L'assassinio di Jesse James per mano del codardo Robert Ford (The assassinaton of Jesse James by the coward Robert Ford)
di Andrew Dominik, 2007
Per una volta, non sappiamo se sia il caso di condannare davvero fino in fondo l'ingerenza di uno studio su un'opera cinematografica: se le intenzioni strabordanti di Dominik, tanto più ambiziose perché all'opera seconda da quel gran bel
Chopper che lanciò Eric Bana, rimaste in questi interminabili, bellissimi 160 minuti, sono state stemperate dalla WB che ha imposto un'accorciatina e un po' di "pragmaticità" nei ritmi, l'equilibrio che se n'è ottenuto - forse perché non ne compromette l'aria e l'indole - è davvero qualcosa di miracoloso.
Insomma, quello che è rimasto è un film incredibile e affascinante che, acquisita la lezione degli western "contemporanei" dagli
Spietati in poi, la porta su un livello ulteriore, con uno stile folgorante che rimescola i suoi modelli nel segno di uno stile nuovo, che farà scuola (sempre se qualcuno oserà tanto) e che prima o poi potrà essere considerato - già viene detto, da qualche parte - un passo capitale nel percorso dell'intero genere,. Recuperando peraltro elementi basilari spesso perduti, come il gusto del panorama, dell'immagine della sterminata pianura americana, qui ricoperta da una coltre di neve, ghiaccio, quando non di grano e brina.
Ma al di là dei panorami e delle immagini, splendidamente fotografati da Roger Deakins, quello che travolge del film di Dominik è il ritratto, contorniato da un bel cast corale ma secondario di comprimari dagli occhi mortiferi e sommessi, dei suoi due personaggi principali: un gioco di verità, tradimenti e identità, un duetto amoroso grande come l'intero continente, in cui si distinguono peraltro le prove di due attori - un mefistofelico e gigantesco Brad Pitt e soprattutto il sorprendente Casey Affleck dal volto emaciato e solcato da lacrime di eterna inconsiderazione - che nessuno aveva forse mai utilizzato con tale intelligenza e profondità.

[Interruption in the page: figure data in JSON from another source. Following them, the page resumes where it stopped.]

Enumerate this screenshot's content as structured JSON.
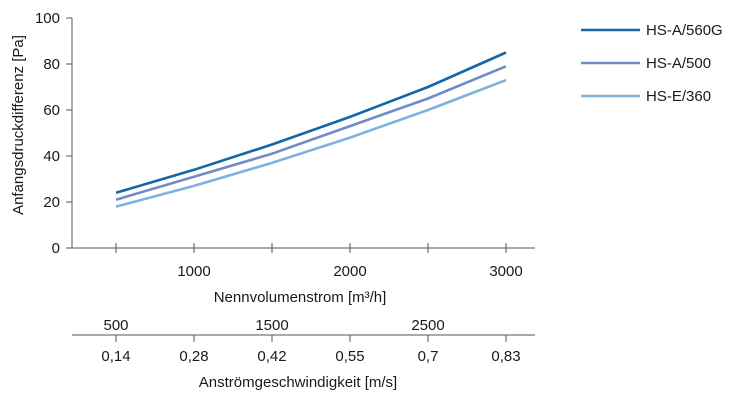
{
  "chart_data": {
    "type": "line",
    "ylabel": "Anfangsdruckdifferenz [Pa]",
    "xlabel": "Nennvolumenstrom [m³/h]",
    "ylim": [
      0,
      100
    ],
    "y_ticks": [
      "0",
      "20",
      "40",
      "60",
      "80",
      "100"
    ],
    "xlim": [
      500,
      3000
    ],
    "x_ticks": [
      "1000",
      "2000",
      "3000"
    ],
    "x": [
      500,
      1000,
      1500,
      2000,
      2500,
      3000
    ],
    "series": [
      {
        "name": "HS-A/560G",
        "color": "#1466a8",
        "values": [
          24,
          34,
          45,
          57,
          70,
          85
        ]
      },
      {
        "name": "HS-A/500",
        "color": "#6f8cc6",
        "values": [
          21,
          31,
          41,
          53,
          65,
          79
        ]
      },
      {
        "name": "HS-E/360",
        "color": "#7fb2dd",
        "values": [
          18,
          27,
          37,
          48,
          60,
          73
        ]
      }
    ],
    "grid": false,
    "legend_position": "top-right",
    "secondary_axes": [
      {
        "ticks": [
          "500",
          "1500",
          "2500"
        ]
      },
      {
        "label": "Anströmgeschwindigkeit [m/s]",
        "ticks": [
          "0,14",
          "0,28",
          "0,42",
          "0,55",
          "0,7",
          "0,83"
        ]
      }
    ]
  }
}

Vista l'esperienza in sala, che richiede pazienza e abnegazione (e che ripaga fino in fondo), è senza dubbio un film poco adatto a grandi masse di spettatori: ma il sospetto, forse, è che il problema non sia nel film, che nonostante la lunghezza, e anche grazie all'ipnotica colonna sonora di Nick Cave (che appare come menestrello da saloon) e Warren Ellis, è davvero uno dei film più appassionanti, nel suo genere, degli ultimi anni.
L'ultima mezz'ora, e in particolare gli ultimi dieci minuti, è roba da inscrivere nel marmo, da raccontare ai nipoti.